The Spectre is Still Roaming Around, Zagreb: Arkzin, 2000. This book/essay was written as the introduction to a 150th commemorative edition of Marx's The Communist Manifesto. Much of the material is a recapitulation of the ideas in the last chapter of The Ticklish Subject; however Zizek structures it around a consideration of the value of Marx's work today. He argues that, despite its revolutionary shortcomings, the Manifesto's analyzes of the destructive effects of capital are more aplicable to the world of late capitalism - a world in which the brutal imposition of a unified global market threatens all local ethnic traditions, including the very form of the nation-state - than they ever were when it was originally written.
NATO as the Left Hand of God, Zagreb: Arkzin, 2000. As with The Spectre Still Roaming Around, this book/essay focuses on Zizek's critique of the NATO bombing of former Yugoslavia. According to him, this action dramatized a false alternative between the New World Order and the neo-racist nationalists opposing it. For Zizek, on the other hand, these are the two sides of the same coin - the New World Order, in which NATO is the military arm of multinational capitalism, itself breeds the monstrosities, such as Slobodan Milosevic, that it fights.
Did Somebody Say Totalitarianism? Five Essays in the (Mis)Use of a Notion, New York: Verso, 2001. This combative book argues that totalitarianism is an ideological notion which has been used by the liberal democratic consensus to impugn the political left's critique of that consensus with the atrocities of the political right, thereby disabling effective political thought. Zizek examines five aspects of totalitarianism and concludes that the problem with the notion is the very thing that makes such a designation possible in the first place - the liberal democratic consensus (among whose members he includes just about everybody, damning tham as a bunch of "conformist scoundrles"). This work is more explicitlly political in its content, ending as it does with the refrain for increased socialization "in some form or another."

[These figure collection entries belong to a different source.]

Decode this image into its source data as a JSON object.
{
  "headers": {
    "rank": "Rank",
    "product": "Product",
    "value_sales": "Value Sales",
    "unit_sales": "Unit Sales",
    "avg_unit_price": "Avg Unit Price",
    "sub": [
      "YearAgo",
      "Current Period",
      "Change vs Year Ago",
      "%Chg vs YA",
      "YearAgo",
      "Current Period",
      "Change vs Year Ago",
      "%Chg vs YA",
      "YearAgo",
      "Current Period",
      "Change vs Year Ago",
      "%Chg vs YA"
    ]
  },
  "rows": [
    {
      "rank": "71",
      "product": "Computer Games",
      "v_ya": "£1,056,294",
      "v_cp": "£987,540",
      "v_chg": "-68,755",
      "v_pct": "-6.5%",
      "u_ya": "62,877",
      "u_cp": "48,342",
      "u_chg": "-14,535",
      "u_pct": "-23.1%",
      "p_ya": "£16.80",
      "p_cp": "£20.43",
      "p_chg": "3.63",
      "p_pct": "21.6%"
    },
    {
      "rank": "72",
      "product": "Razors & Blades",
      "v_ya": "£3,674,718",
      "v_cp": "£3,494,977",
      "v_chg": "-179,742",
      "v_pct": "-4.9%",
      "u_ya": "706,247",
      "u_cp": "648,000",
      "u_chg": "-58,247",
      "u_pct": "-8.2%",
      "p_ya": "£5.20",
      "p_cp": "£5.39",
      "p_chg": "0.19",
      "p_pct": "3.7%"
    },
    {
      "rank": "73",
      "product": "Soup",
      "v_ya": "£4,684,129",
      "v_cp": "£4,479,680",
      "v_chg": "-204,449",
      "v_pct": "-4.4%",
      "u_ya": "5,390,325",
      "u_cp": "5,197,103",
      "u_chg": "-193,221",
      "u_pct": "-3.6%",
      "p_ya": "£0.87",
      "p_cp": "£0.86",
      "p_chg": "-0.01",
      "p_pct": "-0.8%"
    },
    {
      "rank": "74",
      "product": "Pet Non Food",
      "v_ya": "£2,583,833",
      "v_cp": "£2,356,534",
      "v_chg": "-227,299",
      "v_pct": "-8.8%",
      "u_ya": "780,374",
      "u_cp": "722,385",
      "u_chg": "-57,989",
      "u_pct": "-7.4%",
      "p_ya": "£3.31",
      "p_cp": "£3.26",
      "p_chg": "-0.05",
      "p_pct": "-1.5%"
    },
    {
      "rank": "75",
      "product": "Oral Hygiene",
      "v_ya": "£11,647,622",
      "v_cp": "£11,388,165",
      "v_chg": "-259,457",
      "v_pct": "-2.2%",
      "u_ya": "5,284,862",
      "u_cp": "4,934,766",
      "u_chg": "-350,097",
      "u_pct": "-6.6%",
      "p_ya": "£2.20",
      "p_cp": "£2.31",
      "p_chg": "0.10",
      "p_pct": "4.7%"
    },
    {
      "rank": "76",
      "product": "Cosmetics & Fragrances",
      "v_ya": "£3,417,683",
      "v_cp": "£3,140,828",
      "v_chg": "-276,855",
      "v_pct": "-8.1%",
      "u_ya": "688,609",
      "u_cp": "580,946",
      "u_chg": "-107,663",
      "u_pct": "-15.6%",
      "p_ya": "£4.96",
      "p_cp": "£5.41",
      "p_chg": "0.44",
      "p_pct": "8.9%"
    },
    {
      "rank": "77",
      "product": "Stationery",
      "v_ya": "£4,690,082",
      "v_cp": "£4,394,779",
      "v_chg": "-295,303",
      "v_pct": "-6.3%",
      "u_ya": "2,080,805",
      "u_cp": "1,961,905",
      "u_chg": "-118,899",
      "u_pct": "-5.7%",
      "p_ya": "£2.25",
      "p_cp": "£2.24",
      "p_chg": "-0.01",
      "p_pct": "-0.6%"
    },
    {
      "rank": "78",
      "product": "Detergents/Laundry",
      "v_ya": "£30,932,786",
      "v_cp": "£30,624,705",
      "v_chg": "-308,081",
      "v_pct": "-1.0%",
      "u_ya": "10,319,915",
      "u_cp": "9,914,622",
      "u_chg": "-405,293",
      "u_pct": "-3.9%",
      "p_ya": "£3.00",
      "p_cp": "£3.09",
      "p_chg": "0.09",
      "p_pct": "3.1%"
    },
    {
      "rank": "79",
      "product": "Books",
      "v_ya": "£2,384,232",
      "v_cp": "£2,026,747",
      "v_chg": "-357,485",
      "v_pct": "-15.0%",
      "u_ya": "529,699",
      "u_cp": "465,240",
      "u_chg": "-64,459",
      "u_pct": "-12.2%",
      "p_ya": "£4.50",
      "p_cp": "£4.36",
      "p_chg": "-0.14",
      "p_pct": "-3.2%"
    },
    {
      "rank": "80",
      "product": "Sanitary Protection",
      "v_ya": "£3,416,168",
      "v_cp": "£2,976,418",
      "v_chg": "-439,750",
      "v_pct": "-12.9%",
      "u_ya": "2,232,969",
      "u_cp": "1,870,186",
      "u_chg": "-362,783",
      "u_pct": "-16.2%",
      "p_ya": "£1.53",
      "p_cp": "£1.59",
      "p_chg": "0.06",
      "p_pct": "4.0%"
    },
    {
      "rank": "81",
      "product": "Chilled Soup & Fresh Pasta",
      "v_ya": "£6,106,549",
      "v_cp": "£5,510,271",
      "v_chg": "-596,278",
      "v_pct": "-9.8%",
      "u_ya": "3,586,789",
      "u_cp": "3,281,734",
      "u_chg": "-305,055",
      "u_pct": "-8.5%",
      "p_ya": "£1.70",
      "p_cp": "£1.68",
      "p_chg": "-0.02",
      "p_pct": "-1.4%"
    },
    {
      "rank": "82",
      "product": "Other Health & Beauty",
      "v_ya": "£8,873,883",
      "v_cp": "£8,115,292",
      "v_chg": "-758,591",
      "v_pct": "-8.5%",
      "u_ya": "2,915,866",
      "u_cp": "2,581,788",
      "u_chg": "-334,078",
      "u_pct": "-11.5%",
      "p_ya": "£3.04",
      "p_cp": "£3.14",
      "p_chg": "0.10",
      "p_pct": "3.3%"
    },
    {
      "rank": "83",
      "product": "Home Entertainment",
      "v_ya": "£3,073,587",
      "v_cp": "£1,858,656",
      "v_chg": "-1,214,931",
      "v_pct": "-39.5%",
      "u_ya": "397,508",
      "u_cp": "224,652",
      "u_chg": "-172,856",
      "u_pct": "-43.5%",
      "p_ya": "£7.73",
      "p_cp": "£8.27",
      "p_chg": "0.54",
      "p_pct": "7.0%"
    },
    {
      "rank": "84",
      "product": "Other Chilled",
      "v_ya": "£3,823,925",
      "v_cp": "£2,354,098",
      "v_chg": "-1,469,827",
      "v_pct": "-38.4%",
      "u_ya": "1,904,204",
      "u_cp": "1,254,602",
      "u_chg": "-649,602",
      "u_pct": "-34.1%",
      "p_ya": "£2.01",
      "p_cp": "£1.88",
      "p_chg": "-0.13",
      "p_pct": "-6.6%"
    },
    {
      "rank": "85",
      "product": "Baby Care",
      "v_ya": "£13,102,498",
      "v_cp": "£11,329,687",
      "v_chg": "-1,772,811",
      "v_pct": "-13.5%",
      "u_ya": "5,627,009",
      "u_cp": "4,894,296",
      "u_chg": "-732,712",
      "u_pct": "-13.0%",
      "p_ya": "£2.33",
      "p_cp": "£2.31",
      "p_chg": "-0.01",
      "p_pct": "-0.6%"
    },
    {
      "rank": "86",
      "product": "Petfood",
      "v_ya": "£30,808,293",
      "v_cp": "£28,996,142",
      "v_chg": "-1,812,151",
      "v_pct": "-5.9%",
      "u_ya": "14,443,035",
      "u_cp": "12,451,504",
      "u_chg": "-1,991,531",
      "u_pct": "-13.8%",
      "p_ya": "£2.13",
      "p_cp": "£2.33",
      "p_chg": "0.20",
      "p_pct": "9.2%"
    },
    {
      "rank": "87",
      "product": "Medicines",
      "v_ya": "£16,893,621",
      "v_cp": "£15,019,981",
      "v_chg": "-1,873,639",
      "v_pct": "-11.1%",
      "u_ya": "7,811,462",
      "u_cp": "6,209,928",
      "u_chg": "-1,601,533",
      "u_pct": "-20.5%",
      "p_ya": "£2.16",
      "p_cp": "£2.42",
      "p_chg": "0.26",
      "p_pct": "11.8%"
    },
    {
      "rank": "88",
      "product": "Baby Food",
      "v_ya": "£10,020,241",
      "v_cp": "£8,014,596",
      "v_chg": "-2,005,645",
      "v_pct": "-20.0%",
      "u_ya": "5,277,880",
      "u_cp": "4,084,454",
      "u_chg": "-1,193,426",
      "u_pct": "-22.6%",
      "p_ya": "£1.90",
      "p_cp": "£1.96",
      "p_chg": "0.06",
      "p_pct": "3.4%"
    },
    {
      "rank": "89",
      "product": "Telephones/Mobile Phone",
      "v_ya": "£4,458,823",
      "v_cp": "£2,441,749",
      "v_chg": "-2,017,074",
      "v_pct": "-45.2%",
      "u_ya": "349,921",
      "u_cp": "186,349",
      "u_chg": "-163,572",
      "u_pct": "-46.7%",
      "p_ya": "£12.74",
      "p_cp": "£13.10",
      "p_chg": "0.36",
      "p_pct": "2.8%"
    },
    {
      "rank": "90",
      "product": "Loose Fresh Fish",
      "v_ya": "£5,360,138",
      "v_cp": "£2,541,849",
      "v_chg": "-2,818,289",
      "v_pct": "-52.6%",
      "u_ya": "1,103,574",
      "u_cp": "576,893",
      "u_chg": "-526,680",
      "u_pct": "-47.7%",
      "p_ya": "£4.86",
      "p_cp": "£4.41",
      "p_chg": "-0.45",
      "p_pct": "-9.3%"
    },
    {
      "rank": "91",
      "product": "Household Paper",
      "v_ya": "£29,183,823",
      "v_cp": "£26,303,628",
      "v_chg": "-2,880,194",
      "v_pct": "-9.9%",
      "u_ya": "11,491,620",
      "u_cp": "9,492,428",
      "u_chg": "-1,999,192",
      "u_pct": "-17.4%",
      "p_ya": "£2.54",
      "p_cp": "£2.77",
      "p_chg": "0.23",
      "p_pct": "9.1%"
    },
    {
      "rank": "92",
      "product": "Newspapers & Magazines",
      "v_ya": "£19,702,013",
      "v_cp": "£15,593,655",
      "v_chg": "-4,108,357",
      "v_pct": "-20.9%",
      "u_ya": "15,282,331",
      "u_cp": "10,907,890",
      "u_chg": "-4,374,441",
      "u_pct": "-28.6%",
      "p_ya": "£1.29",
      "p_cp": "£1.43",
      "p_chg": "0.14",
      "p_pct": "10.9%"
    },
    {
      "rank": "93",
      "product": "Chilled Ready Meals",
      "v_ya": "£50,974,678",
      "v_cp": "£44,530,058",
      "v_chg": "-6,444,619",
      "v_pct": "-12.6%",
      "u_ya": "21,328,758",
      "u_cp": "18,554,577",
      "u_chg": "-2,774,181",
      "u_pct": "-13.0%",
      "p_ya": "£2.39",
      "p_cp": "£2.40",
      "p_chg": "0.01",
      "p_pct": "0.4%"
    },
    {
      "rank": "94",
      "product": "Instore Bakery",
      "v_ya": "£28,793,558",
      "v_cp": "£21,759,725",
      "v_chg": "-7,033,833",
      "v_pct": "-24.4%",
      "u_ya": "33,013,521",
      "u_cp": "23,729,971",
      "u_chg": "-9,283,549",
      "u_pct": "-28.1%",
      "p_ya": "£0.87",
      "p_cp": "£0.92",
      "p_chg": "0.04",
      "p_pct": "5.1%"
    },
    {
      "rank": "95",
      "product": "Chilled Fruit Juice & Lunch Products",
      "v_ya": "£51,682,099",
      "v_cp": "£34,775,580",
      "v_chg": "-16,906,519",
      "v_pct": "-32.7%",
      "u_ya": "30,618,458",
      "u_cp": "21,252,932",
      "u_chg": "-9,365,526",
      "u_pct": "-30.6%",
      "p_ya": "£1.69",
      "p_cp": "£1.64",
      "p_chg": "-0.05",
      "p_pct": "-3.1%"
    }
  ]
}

The Fright of Real Tears: Krzysztof Kieslowski between Theory and Post-theory, Bloomington: Indiana University Press, 2001. This book is an intervention in the on-going debate in the field of film studies which is split between Theory (anything loosely affiliated with structuralism and post-structuralism) and Post-theory (anything loosely affiliated with a dislike of structuralism and post-structuralism). The main cause for antipathy for the Post-theorists is the dominance of crtain Lacanian concepts in the field of film studies. Zizek's argument here, through the reading of Kieslowski's flims, is that these Lacanian concepts were employed piecemeal without either due regard for their philosophical matrix or for thier implications. Zizek methodologically debunks the lamentable conclusions of Post-theory as he explains the workings and value of Lacan's insights.
On Belief, New York: Routledge, 2001. Zizek returns to the territory of The Fragile Absolute in what he describes as a "self-critical" mood. Although advertized as an analysis of belief, the main concept concept in the book is the call for a politics of the ethical act, one which rejects the comforts of pragmatism and repeats the hard-line and unrepentant ethic of Saint Paul and Lenin. As such this represents one of Zizek's entreaties for us to leap into the "night of the world". This accessible book can be profitably read with little prior knowledge of Zizek's work.